Em relação à reabilitação vocal, um grupo de pacientes que se destaca em particular são aqueles submetidos a laringectomia total. A voz, principal instrumento da identidade, é diretamente afetada nesse tipo de cirurgia. Com a remoção do arcabouço laríngeo, o paciente perde a capacidade de comunicação vocal, torna‐se um deficiente vocal. Para o restabelecimento da comunicação, autoestima e reinserção social, o fonoaudiólogo deve atuar no momento pré‐cirúrgico, acolher, orientar e apresentar os métodos disponíveis para reabilitação vocal, como cuidados com o estoma após a cirurgia, com o uso dos materiais adequados para tal objetivo.

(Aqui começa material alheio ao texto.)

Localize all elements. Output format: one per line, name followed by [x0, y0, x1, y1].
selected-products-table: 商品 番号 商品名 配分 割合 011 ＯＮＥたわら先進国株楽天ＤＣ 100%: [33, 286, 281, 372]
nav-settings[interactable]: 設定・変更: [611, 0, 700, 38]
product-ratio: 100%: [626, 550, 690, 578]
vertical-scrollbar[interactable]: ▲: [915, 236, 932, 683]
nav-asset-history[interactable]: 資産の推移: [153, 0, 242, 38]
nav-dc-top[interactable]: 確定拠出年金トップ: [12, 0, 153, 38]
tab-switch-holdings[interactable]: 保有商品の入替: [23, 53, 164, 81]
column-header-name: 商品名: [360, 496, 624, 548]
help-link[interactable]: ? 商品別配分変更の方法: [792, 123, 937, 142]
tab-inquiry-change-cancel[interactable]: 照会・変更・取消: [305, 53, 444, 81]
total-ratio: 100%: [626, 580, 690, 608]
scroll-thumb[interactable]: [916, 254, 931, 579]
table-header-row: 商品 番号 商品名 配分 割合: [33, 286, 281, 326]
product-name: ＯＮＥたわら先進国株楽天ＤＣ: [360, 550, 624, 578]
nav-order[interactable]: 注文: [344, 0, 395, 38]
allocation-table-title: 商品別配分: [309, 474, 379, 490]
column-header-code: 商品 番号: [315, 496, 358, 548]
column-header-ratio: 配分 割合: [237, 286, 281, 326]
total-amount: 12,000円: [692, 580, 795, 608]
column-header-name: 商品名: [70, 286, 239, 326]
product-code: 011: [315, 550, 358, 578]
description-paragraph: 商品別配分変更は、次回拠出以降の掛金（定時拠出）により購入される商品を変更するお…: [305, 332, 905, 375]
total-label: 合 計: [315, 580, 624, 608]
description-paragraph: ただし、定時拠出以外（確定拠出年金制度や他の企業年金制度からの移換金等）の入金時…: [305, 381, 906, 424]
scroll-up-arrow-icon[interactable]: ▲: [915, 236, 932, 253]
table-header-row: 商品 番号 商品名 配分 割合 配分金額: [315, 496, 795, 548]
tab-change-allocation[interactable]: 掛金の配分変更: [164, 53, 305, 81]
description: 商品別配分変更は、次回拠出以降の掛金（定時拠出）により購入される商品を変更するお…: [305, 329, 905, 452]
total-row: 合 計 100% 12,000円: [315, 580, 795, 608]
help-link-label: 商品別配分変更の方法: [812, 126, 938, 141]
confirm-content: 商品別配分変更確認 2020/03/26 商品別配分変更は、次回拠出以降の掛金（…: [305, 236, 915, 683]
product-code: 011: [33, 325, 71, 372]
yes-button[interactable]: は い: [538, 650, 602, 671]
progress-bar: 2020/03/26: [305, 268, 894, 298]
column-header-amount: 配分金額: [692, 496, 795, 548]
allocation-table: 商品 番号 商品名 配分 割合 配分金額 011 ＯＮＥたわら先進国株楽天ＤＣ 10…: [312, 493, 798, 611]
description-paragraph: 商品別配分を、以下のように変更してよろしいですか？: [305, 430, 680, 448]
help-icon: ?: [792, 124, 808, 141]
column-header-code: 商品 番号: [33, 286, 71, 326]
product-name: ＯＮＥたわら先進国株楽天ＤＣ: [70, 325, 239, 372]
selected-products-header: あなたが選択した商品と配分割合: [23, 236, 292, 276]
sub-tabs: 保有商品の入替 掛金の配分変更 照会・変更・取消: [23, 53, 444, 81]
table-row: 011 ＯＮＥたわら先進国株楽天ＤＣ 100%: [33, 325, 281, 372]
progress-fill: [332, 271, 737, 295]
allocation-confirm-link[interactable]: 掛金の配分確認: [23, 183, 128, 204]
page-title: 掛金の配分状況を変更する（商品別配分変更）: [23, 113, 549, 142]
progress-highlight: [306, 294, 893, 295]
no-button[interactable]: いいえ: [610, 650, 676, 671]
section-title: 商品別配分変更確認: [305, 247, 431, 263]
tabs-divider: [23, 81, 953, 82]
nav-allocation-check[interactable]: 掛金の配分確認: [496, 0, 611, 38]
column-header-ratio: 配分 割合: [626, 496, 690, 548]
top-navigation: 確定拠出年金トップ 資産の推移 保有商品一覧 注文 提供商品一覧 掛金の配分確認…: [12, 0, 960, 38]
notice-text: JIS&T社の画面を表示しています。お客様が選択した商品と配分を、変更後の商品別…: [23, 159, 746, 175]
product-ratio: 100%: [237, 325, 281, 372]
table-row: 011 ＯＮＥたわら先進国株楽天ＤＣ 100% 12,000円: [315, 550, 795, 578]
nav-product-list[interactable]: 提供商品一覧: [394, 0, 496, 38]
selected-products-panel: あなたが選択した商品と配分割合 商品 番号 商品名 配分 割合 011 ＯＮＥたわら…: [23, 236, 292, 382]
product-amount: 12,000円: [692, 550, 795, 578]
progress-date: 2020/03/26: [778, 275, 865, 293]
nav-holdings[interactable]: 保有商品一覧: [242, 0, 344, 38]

O acompanhamento fonoaudiológico contribui para ampliar o potencial de comunicação, respeita as expectativas e os limites da doença. A reabilitação busca amenizar as alterações anatômicas detectadas no paciente, levar à melhoria da qualidade de vida e ressocialização. Esse acompanhamento é de curto, médio ou longo prazo, depende da gravidade das sequelas.5
Porém, o processo nem sempre ocorre dessa forma. Em um estudo descritivo retrospectivo feito em Olinda /PE em 2016, com abordagem quantitativa, o cânceres de língua e orofaringe foram os principais sítios tumorais primários encontrados entre os indivíduos que morreram. Além disso, nessa amostra, apenas alguns receberam indicação para terapia fonoaudiológica durante a doença.5
A fono‐oncologia lida com as consequências das doenças e, apesar de ser uma subespecialidade desconhecida na área da fonoaudiologia, relaciona‐se especificamente a um processo de reabilitação em pacientes com câncer, com grande pesquisa científica na literatura.
Conflitos de interesseOs autores declaram não haver conflitos de interesse.
Como citar este artigo: Rossi VC, Moraes JL, Molento CF. Speech therapy in head and neck cancer. Braz J Otorhinolaryngol. 2021;87:495–6.